On Fri, Feb 22, 2008 at 3:16 PM, matti <mathew_2000 at yahoo.com> wrote:
>
>  Hi!
>
>  OK!
>
>  So, we suspect the instability to be due to limited
>  RAM resources.... SO how do we confirm this?
>
>  I recall using some tools back in my SGI super
>  computing days which were really really nice,
>  as the system could generate a log file and
>  you could see what the bottle neck was...
>
>  I thought SGI was going to open source it..
>  and looking at
>
>  http://oss.sgi.com/projects/
>
>  it looks like they may have something
>  (not the exact item I used back in "the day")
>  http://oss.sgi.com/projects/pcp/
>
>  Question -
>
>  What monitoring tools do people here like to use?
>
>  personally, the standard I've seen include with
>  Ubuntu leave more to be desired.
>  (I would like to see a history log of the graphs)
>
>  thanks!
>  matti
>
>  ps - I've managed to find an additional 128MB RAM
>  to put into the system (upto 384MB now.. still short
>  of 512MB, but I only have 2 sdram slots.. )
>

so you suspect you might not have enough memory so now you want to run
some monitoring software on it?   ;)

i've been using systemgraph from http://www.decagon.de/sw/systemgraph/
for a while now.  I gave a demo of it not that long ago.  you can
selectively enable graphing of ram/swap, cpu info, hd temp and io, num
open files, load avg, networking stats, etc.  Check out the guy's
website, it has lots of pretty pics.  By default it will show last 4
hours but it can show anywhere from 1 hr to 365 days - oh, you can ask
it to show the last 45 seconds if you want though it normally samples
stuff at 1 and 5 minutes intervals depending on what it's monitoring.

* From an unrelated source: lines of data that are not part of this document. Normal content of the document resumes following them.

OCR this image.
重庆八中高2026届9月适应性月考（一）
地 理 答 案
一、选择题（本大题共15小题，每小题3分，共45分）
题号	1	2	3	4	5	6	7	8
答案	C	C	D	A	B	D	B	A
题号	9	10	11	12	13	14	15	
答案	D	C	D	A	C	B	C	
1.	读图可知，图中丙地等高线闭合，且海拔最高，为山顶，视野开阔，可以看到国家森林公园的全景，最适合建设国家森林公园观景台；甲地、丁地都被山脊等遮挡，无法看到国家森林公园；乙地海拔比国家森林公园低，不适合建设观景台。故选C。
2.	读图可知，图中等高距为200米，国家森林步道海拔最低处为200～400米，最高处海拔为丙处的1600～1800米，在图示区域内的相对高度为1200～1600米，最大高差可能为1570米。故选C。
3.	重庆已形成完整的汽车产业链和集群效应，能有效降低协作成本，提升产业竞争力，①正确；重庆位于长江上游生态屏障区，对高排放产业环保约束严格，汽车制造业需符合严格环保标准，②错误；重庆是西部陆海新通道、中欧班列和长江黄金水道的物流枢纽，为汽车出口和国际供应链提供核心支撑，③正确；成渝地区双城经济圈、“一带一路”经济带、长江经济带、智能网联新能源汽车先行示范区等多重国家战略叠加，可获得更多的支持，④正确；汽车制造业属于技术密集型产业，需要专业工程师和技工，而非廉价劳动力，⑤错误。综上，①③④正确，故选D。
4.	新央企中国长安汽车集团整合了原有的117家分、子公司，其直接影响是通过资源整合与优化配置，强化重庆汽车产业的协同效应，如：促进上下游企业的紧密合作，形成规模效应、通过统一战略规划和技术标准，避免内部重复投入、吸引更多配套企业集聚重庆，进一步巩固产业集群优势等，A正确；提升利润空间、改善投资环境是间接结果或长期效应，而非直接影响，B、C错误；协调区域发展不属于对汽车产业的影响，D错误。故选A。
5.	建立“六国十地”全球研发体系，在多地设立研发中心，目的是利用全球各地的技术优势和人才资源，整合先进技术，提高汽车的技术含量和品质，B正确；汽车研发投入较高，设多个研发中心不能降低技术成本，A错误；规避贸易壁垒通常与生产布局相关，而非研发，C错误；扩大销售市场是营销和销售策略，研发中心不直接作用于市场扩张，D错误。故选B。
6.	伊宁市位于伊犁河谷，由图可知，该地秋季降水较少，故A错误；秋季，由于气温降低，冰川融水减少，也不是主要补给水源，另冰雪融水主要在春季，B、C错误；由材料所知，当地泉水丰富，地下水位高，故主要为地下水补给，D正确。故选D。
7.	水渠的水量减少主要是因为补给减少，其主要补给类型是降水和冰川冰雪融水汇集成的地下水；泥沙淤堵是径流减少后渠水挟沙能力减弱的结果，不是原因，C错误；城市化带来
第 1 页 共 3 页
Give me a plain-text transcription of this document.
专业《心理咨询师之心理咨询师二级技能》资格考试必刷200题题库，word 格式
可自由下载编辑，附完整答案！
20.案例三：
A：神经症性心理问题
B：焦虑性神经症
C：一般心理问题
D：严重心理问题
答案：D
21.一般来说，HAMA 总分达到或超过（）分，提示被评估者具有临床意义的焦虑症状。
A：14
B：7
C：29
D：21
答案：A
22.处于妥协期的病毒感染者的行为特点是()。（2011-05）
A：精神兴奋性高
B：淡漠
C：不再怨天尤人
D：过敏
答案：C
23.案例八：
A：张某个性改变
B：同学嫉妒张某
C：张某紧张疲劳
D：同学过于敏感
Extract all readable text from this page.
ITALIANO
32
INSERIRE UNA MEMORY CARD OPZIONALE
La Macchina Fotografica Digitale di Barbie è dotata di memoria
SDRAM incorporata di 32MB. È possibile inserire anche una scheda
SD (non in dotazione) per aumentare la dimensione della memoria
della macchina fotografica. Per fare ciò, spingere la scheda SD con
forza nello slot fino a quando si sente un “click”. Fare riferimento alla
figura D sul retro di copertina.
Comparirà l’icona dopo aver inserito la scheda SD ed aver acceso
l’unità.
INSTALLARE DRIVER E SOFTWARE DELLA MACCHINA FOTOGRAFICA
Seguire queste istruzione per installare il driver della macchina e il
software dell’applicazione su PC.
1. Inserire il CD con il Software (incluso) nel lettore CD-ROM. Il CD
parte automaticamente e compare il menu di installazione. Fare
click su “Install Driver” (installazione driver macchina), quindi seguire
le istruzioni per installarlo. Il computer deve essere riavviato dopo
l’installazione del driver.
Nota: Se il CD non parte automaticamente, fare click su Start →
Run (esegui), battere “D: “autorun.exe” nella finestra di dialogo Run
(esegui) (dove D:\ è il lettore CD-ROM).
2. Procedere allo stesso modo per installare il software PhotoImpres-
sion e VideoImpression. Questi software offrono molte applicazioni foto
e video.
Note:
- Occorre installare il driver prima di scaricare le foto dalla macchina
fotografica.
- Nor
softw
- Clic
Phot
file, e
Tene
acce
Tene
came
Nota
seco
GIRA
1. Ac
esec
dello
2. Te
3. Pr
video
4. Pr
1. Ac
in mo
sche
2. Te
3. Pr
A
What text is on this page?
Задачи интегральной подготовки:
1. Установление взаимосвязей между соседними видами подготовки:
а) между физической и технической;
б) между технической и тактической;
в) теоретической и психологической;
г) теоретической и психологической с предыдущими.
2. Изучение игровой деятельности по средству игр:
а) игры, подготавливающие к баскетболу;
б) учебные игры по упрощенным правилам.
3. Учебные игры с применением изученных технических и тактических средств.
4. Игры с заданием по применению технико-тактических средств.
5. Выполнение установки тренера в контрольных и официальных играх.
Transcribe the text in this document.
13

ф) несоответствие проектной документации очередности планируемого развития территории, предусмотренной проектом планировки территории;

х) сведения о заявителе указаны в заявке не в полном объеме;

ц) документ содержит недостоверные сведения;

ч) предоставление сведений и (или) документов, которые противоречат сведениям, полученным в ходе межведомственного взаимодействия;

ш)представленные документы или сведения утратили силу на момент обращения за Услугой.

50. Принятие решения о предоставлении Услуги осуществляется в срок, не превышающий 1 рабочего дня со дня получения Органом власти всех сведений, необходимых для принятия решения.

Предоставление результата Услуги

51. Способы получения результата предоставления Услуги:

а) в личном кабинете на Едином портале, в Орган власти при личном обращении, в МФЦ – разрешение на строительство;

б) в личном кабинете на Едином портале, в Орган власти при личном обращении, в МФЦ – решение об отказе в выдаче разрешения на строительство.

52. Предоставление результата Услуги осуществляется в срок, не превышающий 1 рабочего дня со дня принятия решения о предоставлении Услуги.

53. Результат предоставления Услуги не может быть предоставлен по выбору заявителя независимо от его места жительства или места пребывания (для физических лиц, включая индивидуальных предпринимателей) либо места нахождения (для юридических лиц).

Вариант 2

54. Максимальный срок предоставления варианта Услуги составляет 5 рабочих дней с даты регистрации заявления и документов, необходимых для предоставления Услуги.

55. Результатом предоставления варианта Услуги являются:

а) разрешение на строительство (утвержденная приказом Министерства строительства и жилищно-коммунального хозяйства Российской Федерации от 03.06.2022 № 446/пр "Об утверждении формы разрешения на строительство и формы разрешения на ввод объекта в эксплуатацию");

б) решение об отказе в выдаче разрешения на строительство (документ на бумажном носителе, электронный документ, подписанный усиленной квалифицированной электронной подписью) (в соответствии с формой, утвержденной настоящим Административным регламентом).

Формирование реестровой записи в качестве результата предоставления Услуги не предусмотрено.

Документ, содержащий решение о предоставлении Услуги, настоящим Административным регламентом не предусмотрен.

As for reqs, it uses RRDTool, perl, iostat, lm_sensors, hddtemp,
sysstat, httpd, etc.

oh hey, looking at the plots from my soon-to-be replaced file server
(p3-450 w/ 64MB), I can see that the used swap would start to climb
just before it would either lock up or the kernel would start to kill
tasks randomly.  Unfortunately it's my two media server apps that are
the memory hogs - one java based, the other perl based.